Question

A student wants to make a 0.250 M aqueous solution of silver nitrate, AgNO3, and has a bottle containing 15.89 g of silver nitrate. What should be the final volume of the solution? When you give your numerical answer, what is the correct significant figures and how do you know that is the correct amount?

Answer 1

0.37416 L

Step-by-step explanation:

M = mol/L

molar mass ( for AgNO₃ ) = 169.87 g

moles = given mass/molar mass

15.89 g/169.87 = .09354

.250 = .09354/L

= 0.37416

Answer 2

0.374 L

Step-by-step explanation:

Step 1: Given data

Mass of silver nitrate (solute): 15.89 g

Molarity of the solution: 0.250 M

Step 2: Calculate the moles of silver nitrate

The molar mass of silver nitrate is 169.87 g/mol.

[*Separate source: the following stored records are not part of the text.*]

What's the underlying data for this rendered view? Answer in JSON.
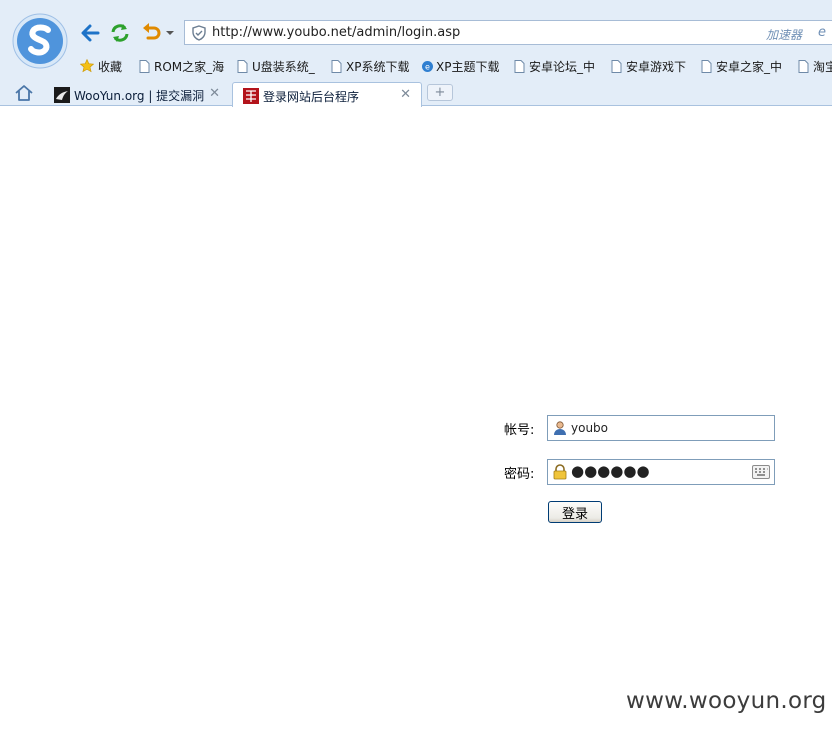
{
  "browser": {
    "address_url": "http://www.youbo.net/admin/login.asp",
    "accelerator_label": "加速器"
  },
  "bookmarks": [
    {
      "label": "收藏",
      "icon": "star-icon"
    },
    {
      "label": "ROM之家_海",
      "icon": "page-icon"
    },
    {
      "label": "U盘装系统_",
      "icon": "page-icon"
    },
    {
      "label": "XP系统下载",
      "icon": "page-icon"
    },
    {
      "label": "XP主题下载",
      "icon": "globe-icon"
    },
    {
      "label": "安卓论坛_中",
      "icon": "page-icon"
    },
    {
      "label": "安卓游戏下",
      "icon": "page-icon"
    },
    {
      "label": "安卓之家_中",
      "icon": "page-icon"
    },
    {
      "label": "淘宝",
      "icon": "page-icon"
    }
  ],
  "tabs": [
    {
      "title": "WooYun.org | 提交漏洞",
      "active": false
    },
    {
      "title": "登录网站后台程序",
      "active": true
    }
  ],
  "login": {
    "account_label": "帐号:",
    "account_value": "youbo",
    "password_label": "密码:",
    "password_value": "●●●●●●",
    "submit_label": "登录"
  },
  "watermark": "www.wooyun.org",
  "colors": {
    "chrome_bg": "#e3edf8",
    "nav_blue": "#1e73c8",
    "refresh_green": "#2da12d",
    "undo_orange": "#e08a00"
  }
}
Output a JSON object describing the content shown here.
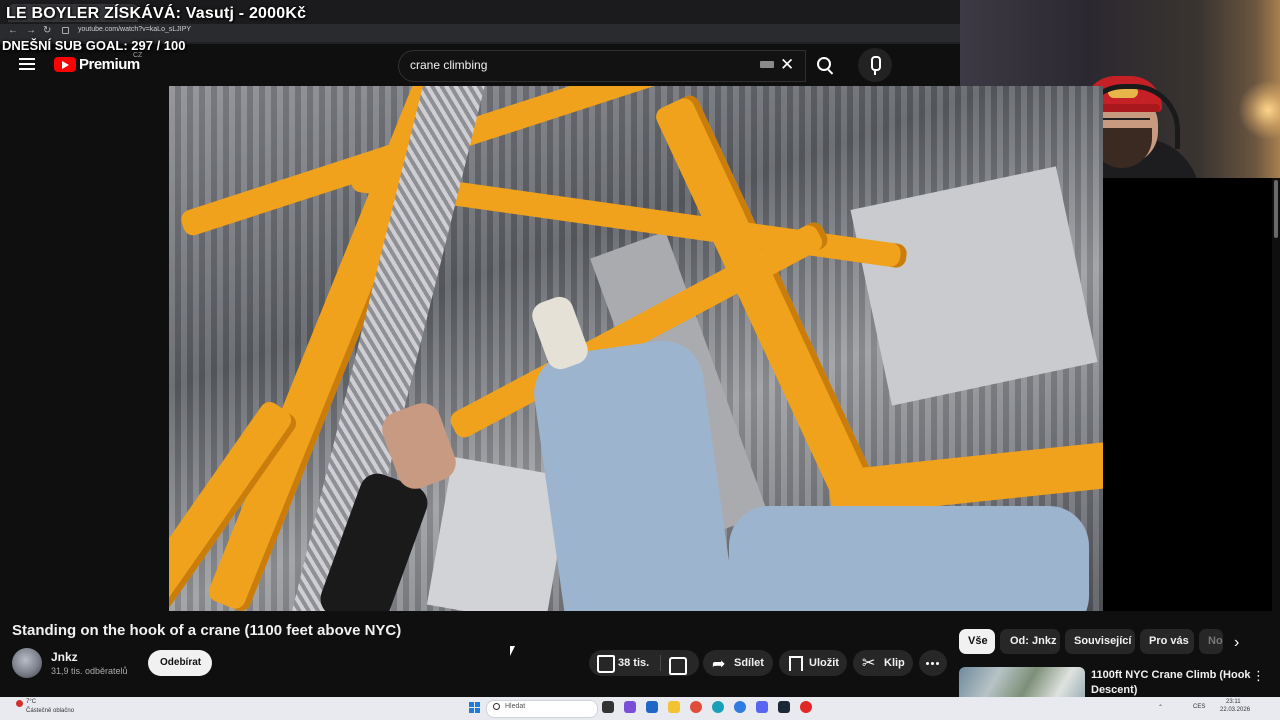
{
  "stream_overlay": {
    "title": "LE BOYLER ZÍSKÁVÁ: Vasutj - 2000Kč",
    "sub_goal": "DNEŠNÍ SUB GOAL:  297 / 100"
  },
  "browser": {
    "url": "youtube.com/watch?v=kaLo_sLJIPY"
  },
  "masthead": {
    "logo_label": "Premium",
    "country_code": "CZ",
    "search_value": "crane climbing"
  },
  "video": {
    "title": "Standing on the hook of a crane (1100 feet above NYC)",
    "channel": "Jnkz",
    "subscribers": "31,9 tis. odběratelů",
    "subscribe_label": "Odebírat",
    "likes": "38 tis.",
    "share_label": "Sdílet",
    "save_label": "Uložit",
    "clip_label": "Klip"
  },
  "chips": [
    {
      "label": "Vše",
      "active": true
    },
    {
      "label": "Od: Jnkz",
      "active": false
    },
    {
      "label": "Související",
      "active": false
    },
    {
      "label": "Pro vás",
      "active": false
    },
    {
      "label": "No",
      "active": false
    }
  ],
  "recommended": [
    {
      "title": "1100ft NYC Crane Climb (Hook Descent)"
    }
  ],
  "taskbar": {
    "weather_temp": "7°C",
    "weather_desc": "Částečně oblačno",
    "search_placeholder": "Hledat",
    "language": "CES",
    "time": "23:11",
    "date": "22.03.2026"
  },
  "colors": {
    "bg": "#0f0f0f",
    "brand_red": "#ff0000",
    "crane_yellow": "#f0a21c"
  }
}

`15.89g * (1mol)/(169.87g) = 0.09354mol`

Step 3: Calculate the volume of the solution

The molarity is equal to the moles of solute divided by the liters of solution.

`M = (moles\ of\ solute )/(volume\ of\ solution) \\volume\ of\ solution = (moles\ of\ solute)/(M) = (0.09354mol)/(0250mol/L) = 0.374 L`

Due to the significant figures rules, we keep 3 significant figures.